‘The Witcher’ is no ‘GOT’ but Netflix's series needs to tighten pace and some tension and political conflict wouldn’t go amiss

The biggest flaw of the show is the pace at which it is built. It is too slow to get to the crux. As it takes a lot of time to build up tension, disinterest builds up and when the plot thickens in episode 4, it is too late


                            ‘The Witcher’ is no ‘GOT’ but Netflix's series needs to tighten pace and some tension and political conflict wouldn’t go amiss
A still of Henry Cavill from 'The Witcher'. (IMDb)

'The Witcher' was supposed to be Netflix's attempt at occupying the space HBO's 'Game of Thrones' ruled for a decade. The genre is the same, that of a fantasy-period drama, but the plot and the worlds of these two shows are entirely different from one another.

It is important to repel any comparisons in the beginning because the flaws in the show or even the few extraordinary moments that we saw in the first season are 'The Witcher's own making. One of the best things about 'The Witcher' is the world in which Geralt of Rivia, Princess Cirilla and Yennefer of Vengerberg live in.

There are monster slayers who are known as witchers, elves, mages, druids, stiga, and even a golden dragon. To this, when you add Geralt's charming horse Roach, it is a pretty sweet world that author Andrzej Sapkowski has built.

We haven't been introduced to this world to its full extent, but what we have seen so far has been fun, especially since 'The Witcher' is able to accept magic as an integral part of the show. 

A still of Freya Allan as Ciri in 'The Witcher'. (Source: Netflix)

However, the biggest flaw of the show is the pace at which it is built. It is too slow to get to the crux. As it takes a lot of time to build up tension, disinterest builds up and when the plot thickens in episode 4, it is too late.

For instance, let's take the conversation that the royal family has during a celebratory gala, it is stretched too much. Yes, we do understand that the scene was a set up to explain family dynamics between Queen Calanthe, King Eist, and princess Cirilla, but the amount of time spent on overdrawn conversation sets a bad precedent for the show.

Considering the show is adapted from books, each episode should have been considerably more plot-driven while also exploring the depths of each character. One of the two characters that were portrayed well in the show happen to be Yennefer and Geralt's horse, Roach.

The witcher himself is not quite convincing and Henry Cavill definitely has to work together with Freya Allan to somehow find a dynamic that would interest audiences in the next season. 

The first season was too insulated in terms of character arcs and there wasn't much overlap, especially between Geralt and Ciri.

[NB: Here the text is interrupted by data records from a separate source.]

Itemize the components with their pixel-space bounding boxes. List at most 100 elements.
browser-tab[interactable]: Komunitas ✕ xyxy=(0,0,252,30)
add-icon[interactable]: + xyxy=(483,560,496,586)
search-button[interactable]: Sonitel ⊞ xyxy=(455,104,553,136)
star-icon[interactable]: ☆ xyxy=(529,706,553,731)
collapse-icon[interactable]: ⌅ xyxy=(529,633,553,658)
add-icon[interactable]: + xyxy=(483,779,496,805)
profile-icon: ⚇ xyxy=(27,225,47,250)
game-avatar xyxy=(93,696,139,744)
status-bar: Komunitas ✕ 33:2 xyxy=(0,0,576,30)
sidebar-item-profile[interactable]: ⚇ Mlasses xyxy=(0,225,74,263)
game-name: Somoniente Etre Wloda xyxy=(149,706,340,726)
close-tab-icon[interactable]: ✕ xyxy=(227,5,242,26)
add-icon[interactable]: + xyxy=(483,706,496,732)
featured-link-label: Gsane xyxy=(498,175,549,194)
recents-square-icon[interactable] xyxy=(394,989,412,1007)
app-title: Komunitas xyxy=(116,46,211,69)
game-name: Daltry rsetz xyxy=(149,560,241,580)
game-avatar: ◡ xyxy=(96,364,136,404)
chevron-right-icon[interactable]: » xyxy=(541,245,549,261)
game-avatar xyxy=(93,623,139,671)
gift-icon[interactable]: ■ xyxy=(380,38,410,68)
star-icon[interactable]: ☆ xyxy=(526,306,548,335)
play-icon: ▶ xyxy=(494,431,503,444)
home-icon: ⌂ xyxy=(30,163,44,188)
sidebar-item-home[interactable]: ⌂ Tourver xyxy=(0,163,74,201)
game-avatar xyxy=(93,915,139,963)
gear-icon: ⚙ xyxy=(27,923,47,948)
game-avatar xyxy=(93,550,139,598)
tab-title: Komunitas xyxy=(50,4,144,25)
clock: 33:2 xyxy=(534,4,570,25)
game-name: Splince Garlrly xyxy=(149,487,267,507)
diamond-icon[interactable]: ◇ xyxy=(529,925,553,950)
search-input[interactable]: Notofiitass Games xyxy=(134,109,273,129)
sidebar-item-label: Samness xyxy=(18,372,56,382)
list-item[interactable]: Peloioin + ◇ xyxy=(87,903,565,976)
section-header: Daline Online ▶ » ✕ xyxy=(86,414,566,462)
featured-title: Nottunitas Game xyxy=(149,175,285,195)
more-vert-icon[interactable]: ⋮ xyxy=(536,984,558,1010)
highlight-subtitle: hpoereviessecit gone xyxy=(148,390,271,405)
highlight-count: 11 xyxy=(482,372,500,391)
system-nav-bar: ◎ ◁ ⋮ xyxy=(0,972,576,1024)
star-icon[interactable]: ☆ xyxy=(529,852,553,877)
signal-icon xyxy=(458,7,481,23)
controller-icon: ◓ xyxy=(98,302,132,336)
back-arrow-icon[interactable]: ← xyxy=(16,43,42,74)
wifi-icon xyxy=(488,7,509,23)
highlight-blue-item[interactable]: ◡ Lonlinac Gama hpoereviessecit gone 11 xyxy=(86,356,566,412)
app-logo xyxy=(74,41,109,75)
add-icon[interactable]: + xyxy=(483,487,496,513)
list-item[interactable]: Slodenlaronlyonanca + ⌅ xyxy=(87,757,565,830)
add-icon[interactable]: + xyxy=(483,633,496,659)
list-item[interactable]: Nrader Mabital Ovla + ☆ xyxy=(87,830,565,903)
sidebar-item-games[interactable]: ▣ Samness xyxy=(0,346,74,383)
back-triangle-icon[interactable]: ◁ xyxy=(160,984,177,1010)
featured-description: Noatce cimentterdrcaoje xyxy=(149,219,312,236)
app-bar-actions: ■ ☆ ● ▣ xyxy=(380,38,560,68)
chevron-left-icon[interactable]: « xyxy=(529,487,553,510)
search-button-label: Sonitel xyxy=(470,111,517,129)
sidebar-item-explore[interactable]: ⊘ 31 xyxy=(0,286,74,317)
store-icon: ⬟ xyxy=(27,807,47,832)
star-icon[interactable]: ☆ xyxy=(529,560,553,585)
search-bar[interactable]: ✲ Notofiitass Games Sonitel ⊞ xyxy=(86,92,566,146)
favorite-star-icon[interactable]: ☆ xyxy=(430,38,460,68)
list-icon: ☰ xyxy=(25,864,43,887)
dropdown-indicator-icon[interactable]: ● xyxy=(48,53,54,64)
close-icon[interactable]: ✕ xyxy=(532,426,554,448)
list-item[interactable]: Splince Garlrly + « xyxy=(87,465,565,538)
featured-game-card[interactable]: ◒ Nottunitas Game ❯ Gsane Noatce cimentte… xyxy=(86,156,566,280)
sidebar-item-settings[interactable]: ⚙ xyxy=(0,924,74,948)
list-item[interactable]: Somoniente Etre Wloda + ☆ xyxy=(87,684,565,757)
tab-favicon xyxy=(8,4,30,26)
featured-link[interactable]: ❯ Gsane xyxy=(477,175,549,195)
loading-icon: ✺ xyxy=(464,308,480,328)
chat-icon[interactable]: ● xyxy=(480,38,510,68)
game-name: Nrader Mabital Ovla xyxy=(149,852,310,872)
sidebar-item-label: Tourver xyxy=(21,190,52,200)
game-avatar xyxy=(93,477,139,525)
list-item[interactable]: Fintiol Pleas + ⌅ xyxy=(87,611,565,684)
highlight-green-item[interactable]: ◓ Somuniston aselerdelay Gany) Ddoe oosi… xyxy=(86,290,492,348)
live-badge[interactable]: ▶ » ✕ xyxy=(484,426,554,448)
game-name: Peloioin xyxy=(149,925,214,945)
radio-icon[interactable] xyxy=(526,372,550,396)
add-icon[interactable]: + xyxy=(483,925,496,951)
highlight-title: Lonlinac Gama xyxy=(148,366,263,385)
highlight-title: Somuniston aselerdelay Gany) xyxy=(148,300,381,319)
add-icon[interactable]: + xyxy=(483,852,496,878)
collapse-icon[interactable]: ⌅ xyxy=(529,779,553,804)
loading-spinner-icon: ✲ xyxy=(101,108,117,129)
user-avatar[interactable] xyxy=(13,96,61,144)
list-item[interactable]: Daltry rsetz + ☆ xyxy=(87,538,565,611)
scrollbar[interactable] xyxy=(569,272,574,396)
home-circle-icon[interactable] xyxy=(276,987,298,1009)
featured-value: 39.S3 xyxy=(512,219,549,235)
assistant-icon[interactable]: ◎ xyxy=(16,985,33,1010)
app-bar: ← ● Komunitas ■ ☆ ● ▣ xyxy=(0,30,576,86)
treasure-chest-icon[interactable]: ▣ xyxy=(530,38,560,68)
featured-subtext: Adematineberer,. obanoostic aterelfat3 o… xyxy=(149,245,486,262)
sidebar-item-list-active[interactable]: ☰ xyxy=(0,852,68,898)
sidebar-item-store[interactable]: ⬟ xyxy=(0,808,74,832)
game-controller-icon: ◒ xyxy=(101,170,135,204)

Again, we have to point out here that the pace of the show is much slower than expected. 

Henry Cavill in The Witcher (IMDb)

Finally, speaking about the politics of the show, there is a lot of inconsistency in what the characters stand for at any given time. The only strong character that is politically motivated at this point is Stregobor, but he is hardly present in the show.

Even Frangilla, the mage of Nilfgaard who was forced to serve the Usurper before Cahir took over is not politically motivated. There is a vacuum in the show when it comes to political conflict that could have added the much-needed tension that 'The Witcher' currently lacks. 

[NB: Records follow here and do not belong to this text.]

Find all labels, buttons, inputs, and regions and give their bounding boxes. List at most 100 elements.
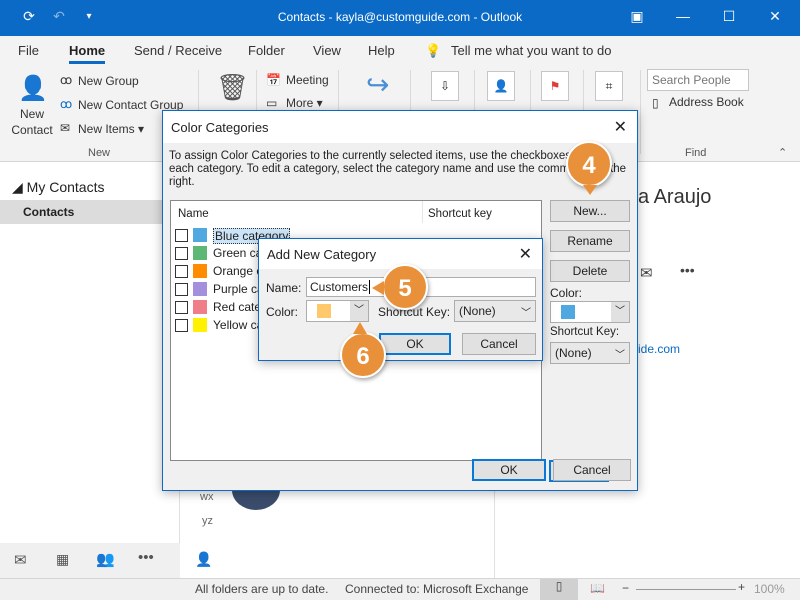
- zoom-in-button[interactable]: +: [738, 580, 745, 594]
- ok-button[interactable]: OK: [379, 333, 451, 355]
- follow-up-flag-icon[interactable]: ⚑: [541, 71, 569, 101]
- group-label-find: Find: [685, 147, 707, 159]
- tab-view[interactable]: View: [313, 43, 341, 58]
- normal-view-button[interactable]: ▯: [540, 579, 578, 600]
- category-checkbox[interactable]: [175, 247, 188, 260]
- column-header-shortcut[interactable]: Shortcut key: [428, 208, 492, 220]
- category-color-swatch: [193, 246, 207, 260]
- address-book-button[interactable]: Address Book: [669, 95, 744, 109]
- category-checkbox[interactable]: [175, 319, 188, 332]
- color-label: Color:: [266, 305, 299, 319]
- shortcut-value: (None): [555, 346, 592, 360]
- shortcut-key-label: Shortcut Key:: [550, 326, 620, 338]
- zoom-level[interactable]: 100%: [754, 582, 785, 596]
- folder-contacts[interactable]: Contacts: [0, 200, 180, 224]
- step-pointer: [353, 322, 367, 334]
- reading-view-button[interactable]: 📖: [590, 581, 605, 595]
- new-group-button[interactable]: New Group: [78, 74, 139, 88]
- name-label: Name:: [266, 281, 302, 295]
- category-checkbox[interactable]: [175, 301, 188, 314]
- search-people-input[interactable]: [647, 69, 749, 91]
- close-dialog-button[interactable]: ✕: [519, 244, 532, 264]
- color-dropdown[interactable]: ﹀: [306, 300, 369, 322]
- group-label-new: New: [88, 147, 111, 159]
- ok-button[interactable]: OK: [472, 459, 546, 481]
- contact-full-name: a Araujo: [638, 186, 712, 208]
- new-items-button[interactable]: New Items ▾: [78, 122, 144, 136]
- shortcut-key-dropdown[interactable]: (None) ﹀: [454, 300, 536, 322]
- cancel-button[interactable]: Cancel: [553, 459, 631, 481]
- more-button[interactable]: More ▾: [286, 96, 323, 110]
- color-swatch: [561, 305, 575, 319]
- column-header-name[interactable]: Name: [178, 208, 209, 220]
- zoom-out-button[interactable]: −: [622, 581, 629, 595]
- chevron-down-icon: ﹀: [521, 308, 531, 319]
- contact-group-icon: ꝏ: [60, 97, 73, 111]
- shortcut-key-dropdown[interactable]: (None) ﹀: [550, 342, 630, 364]
- tab-file[interactable]: File: [18, 43, 39, 58]
- share-contact-icon[interactable]: 👤: [487, 71, 515, 101]
- delete-button[interactable]: Delete: [550, 260, 630, 282]
- tab-send-receive[interactable]: Send / Receive: [134, 43, 222, 58]
- new-contact-button[interactable]: New Contact: [8, 106, 56, 138]
- category-color-swatch: [193, 282, 207, 296]
- cancel-button[interactable]: Cancel: [462, 333, 536, 355]
- tab-home[interactable]: Home: [69, 43, 106, 64]
- more-options-icon[interactable]: •••: [680, 262, 695, 278]
- category-checkbox[interactable]: [175, 229, 188, 242]
- menu-bar: File Home Send / Receive Folder View Hel…: [0, 36, 800, 64]
- new-category-button[interactable]: New...: [550, 200, 630, 222]
- rename-button[interactable]: Rename: [550, 230, 630, 252]
- groups-icon[interactable]: ⌗: [595, 71, 623, 101]
- people-icon[interactable]: 👥: [96, 550, 115, 568]
- chevron-down-icon[interactable]: ﹀: [611, 302, 629, 322]
- folder-pane: ◢ My Contacts Contacts: [0, 163, 180, 543]
- chevron-down-icon[interactable]: ﹀: [350, 301, 368, 321]
- mail-icon[interactable]: ✉: [14, 551, 27, 569]
- my-contacts-header[interactable]: ◢ My Contacts: [12, 179, 104, 196]
- zoom-slider[interactable]: [636, 589, 736, 590]
- status-text: All folders are up to date.: [195, 582, 329, 596]
- lightbulb-icon: 💡: [425, 43, 442, 58]
- index-letter[interactable]: wx: [200, 491, 213, 503]
- instructions: To assign Color Categories to the curren…: [169, 150, 627, 188]
- ribbon-display-icon[interactable]: ▣: [622, 8, 652, 25]
- tab-help[interactable]: Help: [368, 43, 395, 58]
- email-icon[interactable]: ✉: [640, 264, 653, 282]
- maximize-button[interactable]: ☐: [714, 8, 744, 25]
- email-link[interactable]: ide.com: [638, 342, 680, 356]
- delete-icon[interactable]: 🗑: [216, 72, 249, 103]
- minimize-button[interactable]: —: [668, 8, 698, 24]
- step-pointer: [583, 185, 597, 195]
- tell-me-box[interactable]: Tell me what you want to do: [451, 43, 611, 58]
- category-checkbox[interactable]: [175, 283, 188, 296]
- color-dropdown[interactable]: ﹀: [550, 301, 630, 323]
- meeting-button[interactable]: Meeting: [286, 73, 329, 87]
- more-apps-icon[interactable]: •••: [138, 549, 154, 566]
- chevron-down-icon: ﹀: [615, 350, 625, 361]
- index-letter[interactable]: yz: [202, 515, 213, 527]
- my-contacts-label: My Contacts: [26, 179, 105, 195]
- tab-folder[interactable]: Folder: [248, 43, 285, 58]
- more-icon: ▭: [266, 96, 278, 110]
- close-button[interactable]: ✕: [760, 8, 790, 25]
- shortcut-value: (None): [459, 304, 496, 318]
- collapse-ribbon-icon[interactable]: ⌃: [778, 146, 787, 159]
- color-swatch: [317, 304, 331, 318]
- more-label: More: [286, 96, 314, 110]
- calendar-icon[interactable]: ▦: [56, 551, 69, 568]
- title-bar: ⟳ ↶ ▾ Contacts - kayla@customguide.com -…: [0, 0, 800, 36]
- dialog-title: Color Categories: [163, 111, 637, 143]
- step-pointer: [372, 281, 384, 295]
- color-label: Color:: [550, 286, 583, 300]
- new-items-label: New Items: [78, 122, 135, 136]
- actions-icon[interactable]: ⇩: [431, 71, 459, 101]
- category-checkbox[interactable]: [175, 265, 188, 278]
- divider: [422, 201, 423, 223]
- divider: [640, 70, 641, 154]
- contact-card-icon[interactable]: 👤: [195, 551, 212, 568]
- close-dialog-button[interactable]: ✕: [614, 117, 627, 137]
- move-icon[interactable]: ↪: [366, 68, 389, 101]
- step-badge-6: 6: [340, 332, 386, 378]
- connection-status: Connected to: Microsoft Exchange: [345, 582, 529, 596]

Queen Calanthe's Cintra is too proud to give in to the mages, so the Brotherhood doesn't concern itself with protecting Cintra from Nilfgaard. This is as political as the show gets and that is the biggest flaw in 'The Witcher'. By trying to tell us all about Yennefer, Ciri, and Geralt in the first season, the show has failed to retain the audience's interest to wait and anticipate the next season.